From “Gorillaz” (2001)
Buried in the debut’s shadowy corners, “Dracula” is all skittering beats and dubby basslines — Damon Albarn’s cartoon collective embracing the undead groove. The self-titled Gorillaz album made genre boundaries feel obsolete; here, hip-hop and melancholy stroll hand in hand through the twilight.
🔥 Manic Street Preachers – “My Guernica”
From “Know Your Enemy” (2001)
A ragged return to anger and noise. “My Guernica” thrashes with political fire and punk urgency, a raw reminder of the Manics’ uncompromising heart. Know Your Enemy was sprawling, uneven, but defiantly human — a middle finger to polish and conformity.
💫 Daft Punk – “Veridis Quo”
From “Discovery” (2001)
Dreamy and cosmic, “Veridis Quo” sounds like robots falling in love. The title — a pun on “very disco” — captures the duo’s mission perfectly: turning nostalgia into something timeless. Discovery remains one of electronic music’s great odysseys, gliding between euphoria and melancholy with effortless grace.
⚡️ Air – “Electronic Performers”
From “10 000 Hz Legend” (2001)
Air abandoned the soft glow of Moon Safari for something stranger, colder, and more artificial. “Electronic Performers” opens the album with a robotic hymn to creativity itself — a lush, synthetic symphony that questions whether machines can dream.
🪐 Muse – “Micro Cuts”
From “Origin of Symmetry” (2001)
Operatic and apocalyptic, “Micro Cuts” showcases Matt Bellamy’s otherworldly falsetto slicing through guitars and chaos. Origin of Symmetry was where Muse found their identity — bombastic, fearless, and utterly unrestrained.
💄 Garbage – “Parade”
From “Beautiful Garbage” (2001)
Shirley Manson leads a shimmering, seductive march through heartbreak and defiance. “Parade” blends glam swagger with digital edge, reflecting an album that dared to be more pop than its predecessors while retaining its bite.
❄️ Björk – “Heirloom”
From “Vespertine” (2001)
Tender and intimate, “Heirloom” feels like a lullaby transmitted through snow. Vespertine is Björk’s most delicate creation — full of microscopic sounds, music boxes, and whispered electronics that seem to hover just above the human pulse.
🖤 Depeche Mode – “Comatose”
From “Exciter” (2001)
“Comatose” drifts through dark, sensual minimalism — electronic gospel for the lonely. On Exciter, Depeche Mode stripped back their sound, trading industrial weight for icy atmosphere, creating one of their most quietly haunting works.
🏁 Drive-By Truckers – “The Three Great Alabama Icons”
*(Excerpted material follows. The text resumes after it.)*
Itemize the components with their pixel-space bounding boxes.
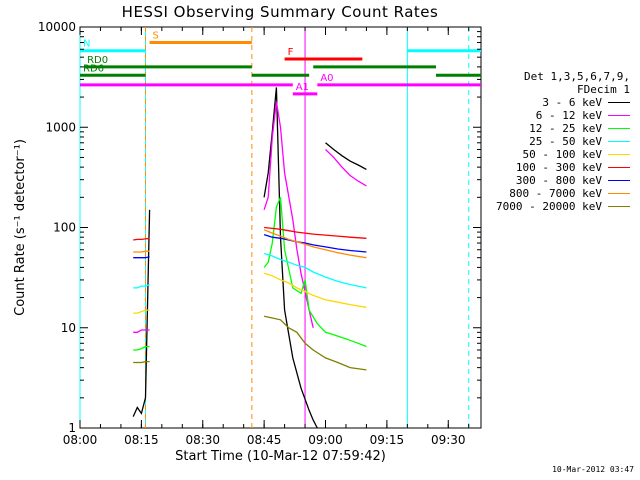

From “Southern Rock Opera” (2001)
To close, a Southern epic — part rock history, part autobiography. “The Three Great Alabama Icons” reimagines Lynyrd Skynyrd, George Wallace, and Patterson Hood’s father through a haze of pride and pain. Southern Rock Opera is storytelling as redemption, a two-disc myth about music, memory, and the South itself.